2. Hoe kan de samenhang in het communautaire beleid worden vergroot ? Hoe kan ervoor worden gezorgd dat ander beleid van de Gemeenschap dan het cohesiebeleid een grotere bijdrage levert aan economische en sociale cohesie ? Constatering •
Met ander communautair beleid dan het cohesiebeleid worden de eigen doelstellingen van dat beleid nagestreefd en het effect ervan voor de cohesie in de Gemeenschap is in een aantal gevallen moeilijk te bepalen.
•
Tegelijk zijn de financiële overdrachten in het kader van het cohesiebeleid, die onvermijdelijk van beperkte omvang zijn, niet voldoende om de eventuele negatieve effecten te "compenseren" die ander beleid heeft op het welslagen van het cohesiebeleid.
•
Voor andere het beleid op een aantal gebieden zal nu al verder moeten worden gegaan. Voor evaluatie van het effect van allerlei beleid op de cohesie kan niet worden volstaan met een periodieke analyse om de drie jaar. Dat wil niet zeggen dat communautair beleid zoals bijvoorbeeld het gemeenschappelijk landbouwbeleid geen eigen doelstellingen meer mag hebben. Het betekent wel dat vanaf de gedachtenvorming over dat beleid rekening moet worden gehouden met de cohesie, bijvoorbeeld bij analyse van de verschillende alternatieven die steeds mogelijk zijn.
Vragen •
Hoe kunnen de synergie en de complementariteit van het communautaire beleid op verschillende terreinen enerzijds en het cohesiebeleid anderzijds worden versterkt ?
•
Welke beleidsterreinen zijn wat dit betreft het belangrijkst (het gemeenschappelijk landbouwbeleid? de kaderregeling voor steunmaatregelen van de Staten? het milieubeleid? het vervoerbeleid? welk ander communautair beleid?)
3. Hoe moet het cohesiebeleid ter voorbereiding op de ongekende uitbreiding van de Unie worden aangepast ? Moet het cohesiebeleid zich ook niet richten op territoriale cohesie, teneinde beter rekening te kunnen houden met de grote territoriale ongelijkheden binnen de Unie ? Constateringen •
Het is niet de bedoeling van de Commissie om, door in de conclusies van het cohesieverslag de territoriale dimensie te vermelden, nieuwe competenties op te eisen ten aanzien van de ruimtelijke ordening.

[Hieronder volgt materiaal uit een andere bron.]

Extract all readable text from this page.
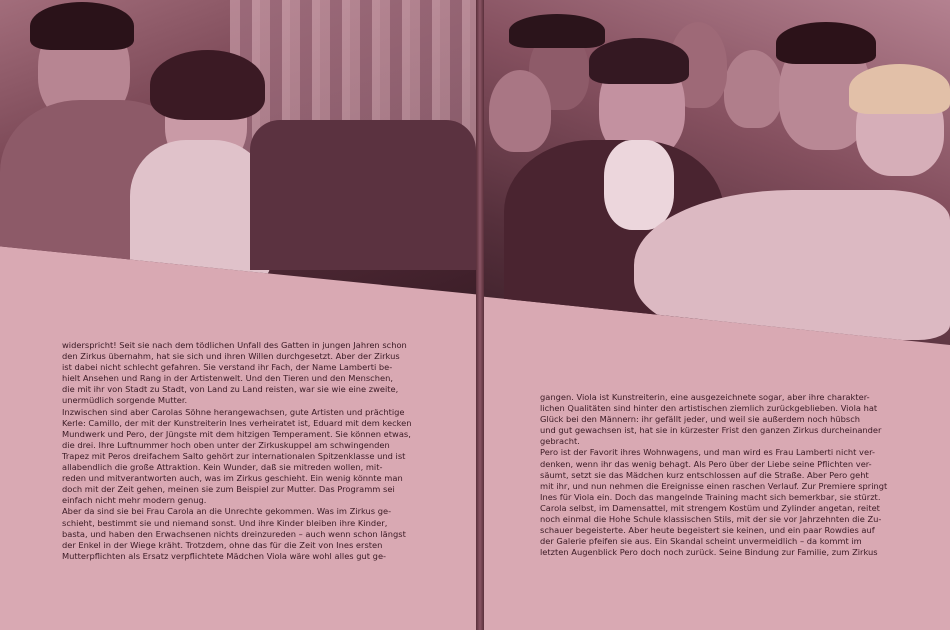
widerspricht! Seit sie nach dem tödlichen Unfall des Gatten in jungen Jahren schon

den Zirkus übernahm, hat sie sich und ihren Willen durchgesetzt. Aber der Zirkus

ist dabei nicht schlecht gefahren. Sie verstand ihr Fach, der Name Lamberti be-

hielt Ansehen und Rang in der Artistenwelt. Und den Tieren und den Menschen,

die mit ihr von Stadt zu Stadt, von Land zu Land reisten, war sie wie eine zweite,

unermüdlich sorgende Mutter.

Inzwischen sind aber Carolas Söhne herangewachsen, gute Artisten und prächtige

Kerle: Camillo, der mit der Kunstreiterin Ines verheiratet ist, Eduard mit dem kecken

Mundwerk und Pero, der Jüngste mit dem hitzigen Temperament. Sie können etwas,

die drei. Ihre Luftnummer hoch oben unter der Zirkuskuppel am schwingenden

Trapez mit Peros dreifachem Salto gehört zur internationalen Spitzenklasse und ist

allabendlich die große Attraktion. Kein Wunder, daß sie mitreden wollen, mit-

reden und mitverantworten auch, was im Zirkus geschieht. Ein wenig könnte man

doch mit der Zeit gehen, meinen sie zum Beispiel zur Mutter. Das Programm sei

einfach nicht mehr modern genug.

Aber da sind sie bei Frau Carola an die Unrechte gekommen. Was im Zirkus ge-

schieht, bestimmt sie und niemand sonst. Und ihre Kinder bleiben ihre Kinder,

basta, und haben den Erwachsenen nichts dreinzureden – auch wenn schon längst

der Enkel in der Wiege kräht. Trotzdem, ohne das für die Zeit von Ines ersten

Mutterpflichten als Ersatz verpflichtete Mädchen Viola wäre wohl alles gut ge-

gangen. Viola ist Kunstreiterin, eine ausgezeichnete sogar, aber ihre charakter-

lichen Qualitäten sind hinter den artistischen ziemlich zurückgeblieben. Viola hat

Glück bei den Männern: ihr gefällt jeder, und weil sie außerdem noch hübsch

und gut gewachsen ist, hat sie in kürzester Frist den ganzen Zirkus durcheinander

gebracht.

Pero ist der Favorit ihres Wohnwagens, und man wird es Frau Lamberti nicht ver-

denken, wenn ihr das wenig behagt. Als Pero über der Liebe seine Pflichten ver-

säumt, setzt sie das Mädchen kurz entschlossen auf die Straße. Aber Pero geht

mit ihr, und nun nehmen die Ereignisse einen raschen Verlauf. Zur Premiere springt

Ines für Viola ein. Doch das mangelnde Training macht sich bemerkbar, sie stürzt.

Carola selbst, im Damensattel, mit strengem Kostüm und Zylinder angetan, reitet

noch einmal die Hohe Schule klassischen Stils, mit der sie vor Jahrzehnten die Zu-

schauer begeisterte. Aber heute begeistert sie keinen, und ein paar Rowdies auf

der Galerie pfeifen sie aus. Ein Skandal scheint unvermeidlich – da kommt im

letzten Augenblick Pero doch noch zurück. Seine Bindung zur Familie, zum Zirkus
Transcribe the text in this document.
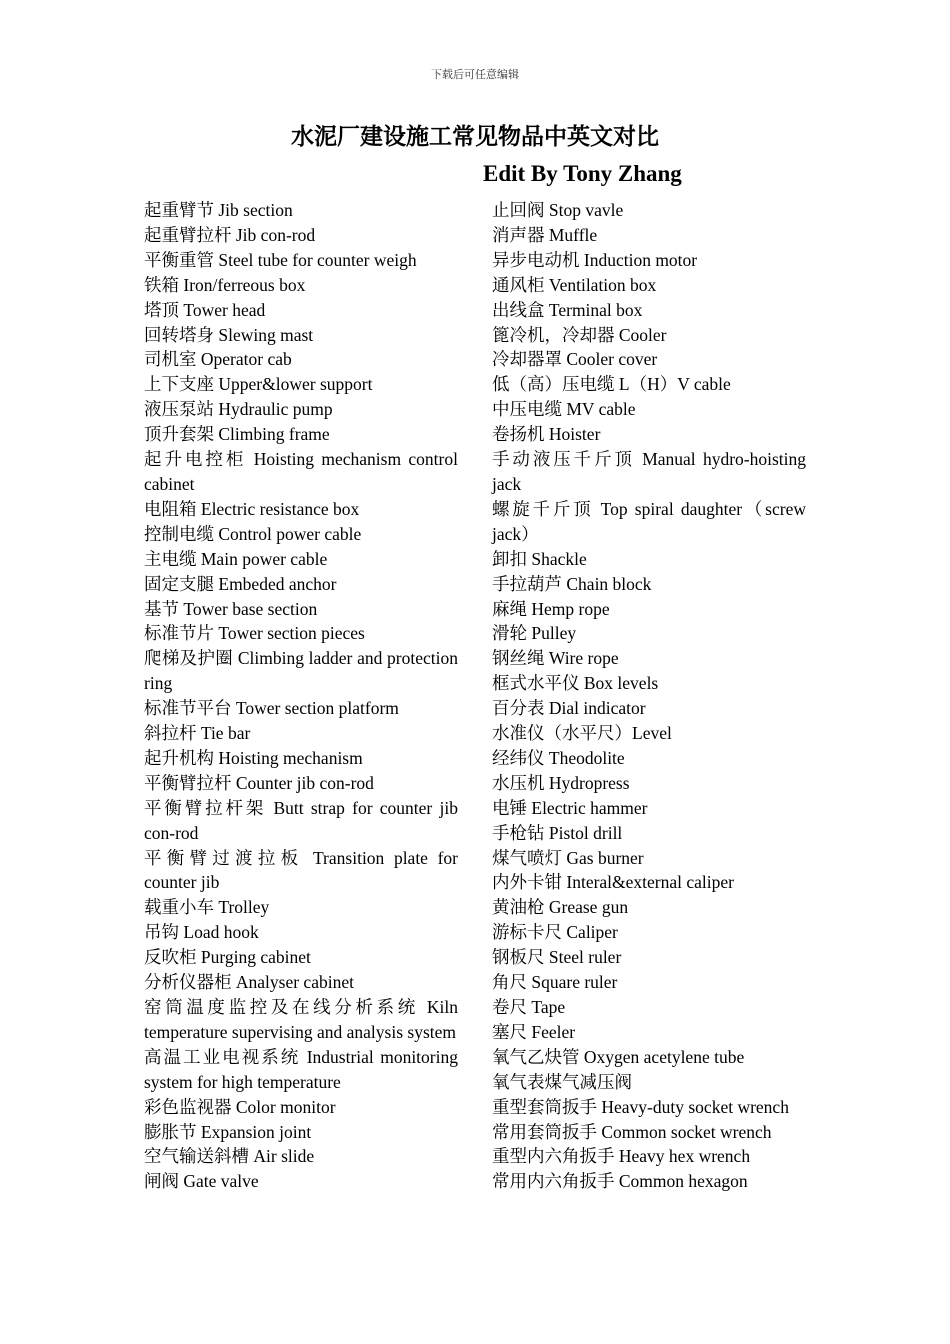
下载后可任意编辑
水泥厂建设施工常见物品中英文对比
Edit By Tony Zhang

起重臂节 Jib section

起重臂拉杆 Jib con-rod

平衡重管 Steel tube for counter weigh

铁箱 Iron/ferreous box

塔顶 Tower head

回转塔身 Slewing mast

司机室 Operator cab

上下支座 Upper&lower support

液压泵站 Hydraulic pump

顶升套架 Climbing frame

起升电控柜 Hoisting mechanism control cabinet

电阻箱 Electric resistance box

控制电缆 Control power cable

主电缆 Main power cable

固定支腿 Embeded anchor

基节 Tower base section

标准节片 Tower section pieces

爬梯及护圈 Climbing ladder and protection ring

标准节平台 Tower section platform

斜拉杆 Tie bar

起升机构 Hoisting mechanism

平衡臂拉杆 Counter jib con-rod

平衡臂拉杆架 Butt strap for counter jib con-rod

平衡臂过渡拉板 Transition plate for counter jib

载重小车 Trolley

吊钩 Load hook

反吹柜 Purging cabinet

分析仪器柜 Analyser cabinet

窑筒温度监控及在线分析系统 Kiln temperature supervising and analysis system

高温工业电视系统 Industrial monitoring system for high temperature

彩色监视器 Color monitor

膨胀节 Expansion joint

空气输送斜槽 Air slide

闸阀 Gate valve

止回阀 Stop vavle

消声器 Muffle

异步电动机 Induction motor

通风柜 Ventilation box

出线盒 Terminal box

篦冷机，冷却器 Cooler

冷却器罩 Cooler cover

低（高）压电缆 L（H）V cable

中压电缆 MV cable

卷扬机 Hoister

手动液压千斤顶 Manual hydro-hoisting jack

螺旋千斤顶 Top spiral daughter（screw jack）

卸扣 Shackle

手拉葫芦 Chain block

麻绳 Hemp rope

滑轮 Pulley

钢丝绳 Wire rope

框式水平仪 Box levels

百分表 Dial indicator

水准仪（水平尺）Level

经纬仪 Theodolite

水压机 Hydropress

电锤 Electric hammer

手枪钻 Pistol drill

煤气喷灯 Gas burner

内外卡钳 Interal&external caliper

黄油枪 Grease gun

游标卡尺 Caliper

钢板尺 Steel ruler

角尺 Square ruler

卷尺 Tape

塞尺 Feeler

氧气乙炔管 Oxygen acetylene tube

氧气表煤气减压阀

重型套筒扳手 Heavy-duty socket wrench

常用套筒扳手 Common socket wrench

重型内六角扳手 Heavy hex wrench

常用内六角扳手 Common hexagon
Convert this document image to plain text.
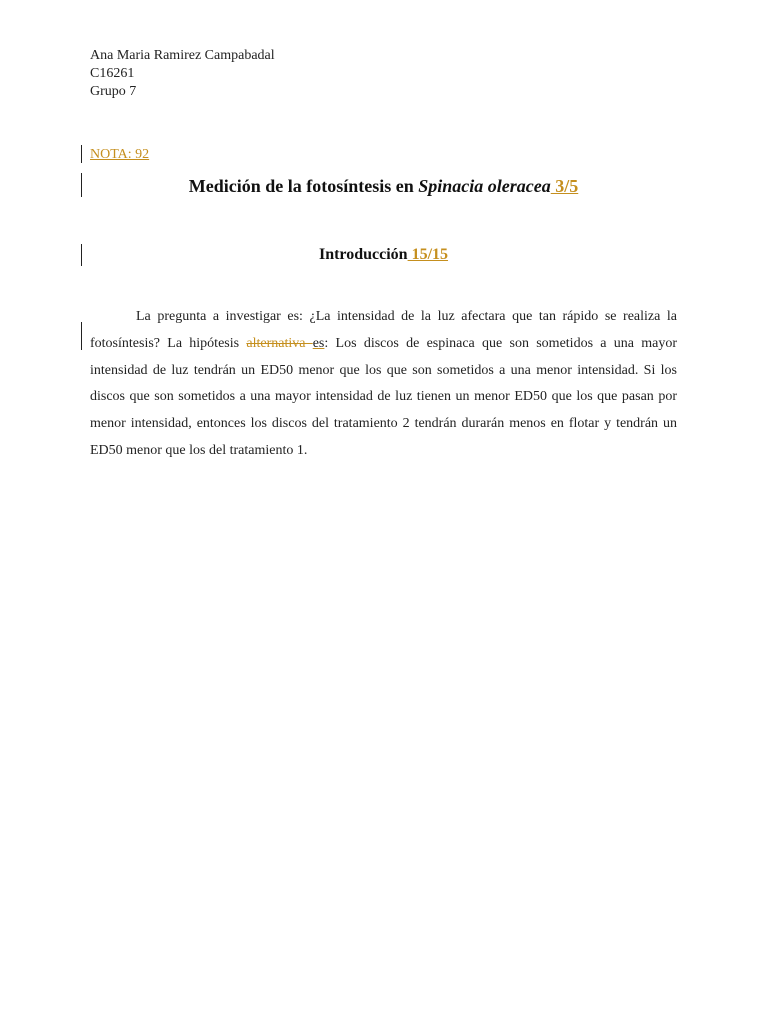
Ana Maria Ramirez Campabadal
C16261
Grupo 7
NOTA: 92
Medición de la fotosíntesis en Spinacia oleracea 3/5
Introducción 15/15
La pregunta a investigar es: ¿La intensidad de la luz afectara que tan rápido se realiza la fotosíntesis? La hipótesis alternativa es: Los discos de espinaca que son sometidos a una mayor intensidad de luz tendrán un ED50 menor que los que son sometidos a una menor intensidad. Si los discos que son sometidos a una mayor intensidad de luz tienen un menor ED50 que los que pasan por menor intensidad, entonces los discos del tratamiento 2 tendrán durarán menos en flotar y tendrán un ED50 menor que los del tratamiento 1.
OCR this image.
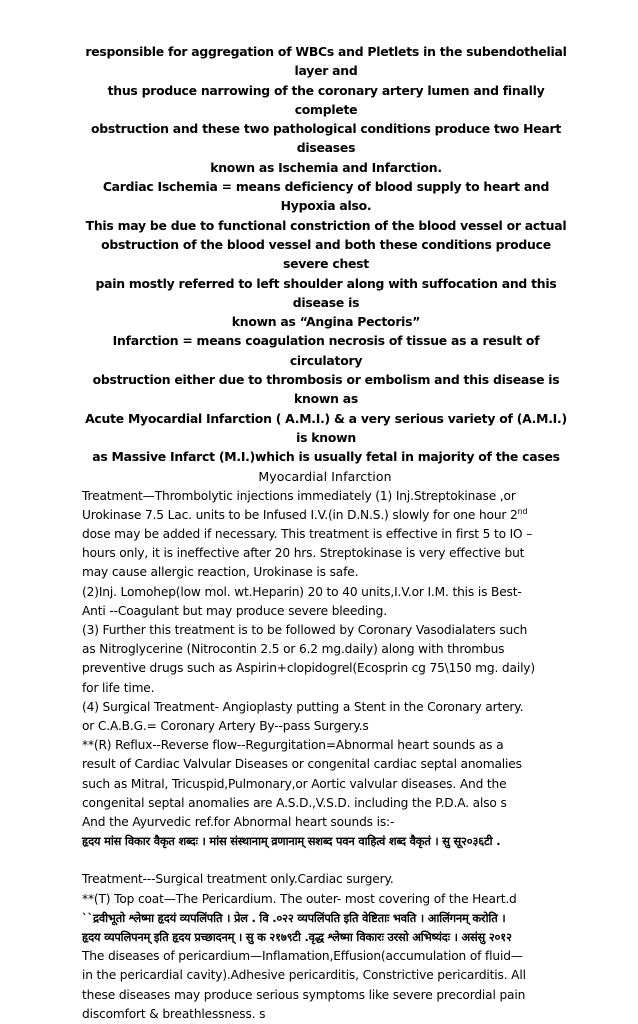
responsible for aggregation of WBCs and Pletlets in the subendothelial layer and

thus produce narrowing of the coronary artery lumen and finally complete

obstruction and these two pathological conditions produce two Heart diseases

known as Ischemia and Infarction.

Cardiac Ischemia = means deficiency of blood supply to heart and Hypoxia also.

This may be due to functional constriction of the blood vessel or actual

obstruction of the blood vessel and both these conditions produce severe chest

pain mostly referred to left shoulder along with suffocation and this disease is

known as “Angina Pectoris”

Infarction = means coagulation necrosis of tissue as a result of circulatory

obstruction either due to thrombosis or embolism and this disease is known as

Acute Myocardial Infarction ( A.M.I.) & a very serious variety of (A.M.I.) is known

as Massive Infarct (M.I.)which is usually fetal in majority of the cases

Myocardial Infarction

Treatment—Thrombolytic injections immediately (1) Inj.Streptokinase ,or

Urokinase 7.5 Lac. units to be Infused I.V.(in D.N.S.) slowly for one hour 2nd

dose may be added if necessary. This treatment is effective in first 5 to IO –

hours only, it is ineffective after 20 hrs. Streptokinase is very effective but

may cause allergic reaction, Urokinase is safe.

(2)Inj. Lomohep(low mol. wt.Heparin) 20 to 40 units,I.V.or I.M. this is Best-

Anti --Coagulant but may produce severe bleeding.

(3) Further this treatment is to be followed by Coronary Vasodialaters such

as Nitroglycerine (Nitrocontin 2.5 or 6.2 mg.daily) along with thrombus

preventive drugs such as Aspirin+clopidogrel(Ecosprin cg 75\150 mg. daily)

for life time.

(4) Surgical Treatment- Angioplasty putting a Stent in the Coronary artery.

or C.A.B.G.= Coronary Artery By--pass Surgery.s

**(R) Reflux--Reverse flow--Regurgitation=Abnormal heart sounds as a

result of Cardiac Valvular Diseases or congenital cardiac septal anomalies

such as Mitral, Tricuspid,Pulmonary,or Aortic valvular diseases. And the

congenital septal anomalies are A.S.D.,V.S.D. including the P.D.A. also s

And the Ayurvedic ref.for Abnormal heart sounds is:-

हृदय मांस विकार वैकृत शब्दः । मांस संस्थानाम् व्रणानाम् सशब्द पवन वाहित्वं शब्द वैकृतं । सु सू२०३६टी .

Treatment---Surgical treatment only.Cardiac surgery.

**(T) Top coat—The Pericardium. The outer- most covering of the Heart.d

``द्रवीभूतो श्लेष्मा हृदयं व्यपलिंपति । प्रेल . वि .०२२ व्यपलिंपति इति वेष्टिताः भवति । आलिंगनम् करोति ।

हृदय व्यपलिपनम् इति हृदय प्रच्छादनम् । सु क २१७९टी .वृद्ध श्लेष्मा विकारः उरसो अभिष्यंदः । असंसु २०१२

The diseases of pericardium—Inflamation,Effusion(accumulation of fluid—

in the pericardial cavity).Adhesive pericarditis, Constrictive pericarditis. All

these diseases may produce serious symptoms like severe precordial pain

discomfort & breathlessness. s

Zij geeft daarmee slechts uitvoering aan de aanbevelingen van de 15 ministers voor regionaal beleid die er in mei 1999 in Potsdam op hebben gewezen dat het EROP (Europees Ruimtelijk Ontwikkelingsperspectief) voor de Commissie een oriënterend kader moet zijn op alle gebieden waarvoor zij bevoegd is.
•
De belangrijkste territoriale verschillen binnen de Gemeenschap zijn de verschillen tussen welvarende regio's en achterstandsregio's. Uit alle gegevens blijkt echter ook dat in de Unie de economische activiteit en de bevolking sterk geconcentreerd zijn in een klein centraal gedeelte van de Unie. Deze situatie met een centrumgebied tegenover een perifeer gebied, die nog versterkt zal worden door de toetreding van 12 nieuwe lidstaten, verschilt sterk van
de veel evenwichtiger spreiding van de economische activiteit, die met name kenmerkend is voor de Verenigde Staten. •
Een globale en strategische visie is niet in strijd met een geregionaliseerde uitvoering van de structuurmaatregelen. De steden spelen in dit verband een sleutelrol in de territoriale ontwikkeling. Bovendien is het van essentieel belang dat, als in de toekomst de "indirecte regioselectie" wordt gekozen als methode voor doelgerichte inzet van de financiële middelen, bij toepassing van deze methode garanties worden gegeven over de inschakeling van de regionale en lokale autoriteiten.
Vragen •
Hoe kan voor een evenwichtigere ontwikkeling met veel economische kernen (polycentrische ontwikkeling) beter rekening worden gehouden met de territoriale dimensie van de cohesie ?
•
Hoe moeten de maatregelen van het cohesiebeleid per regio worden geconcentreerd ?
•
Geeft de huidige regio-indeling voor doelstelling 2 niet teveel versnippering ? Is het niet nodig dat de actiegebieden van maatregelen beter worden bepaald, zodat door de grootte ervan de troeven van het betrokken gebied kunnen worden benut, gebruik kan worden gemaakt van de complementariteit tussen stad en platteland, en netwerkvorming kan worden bevorderd ?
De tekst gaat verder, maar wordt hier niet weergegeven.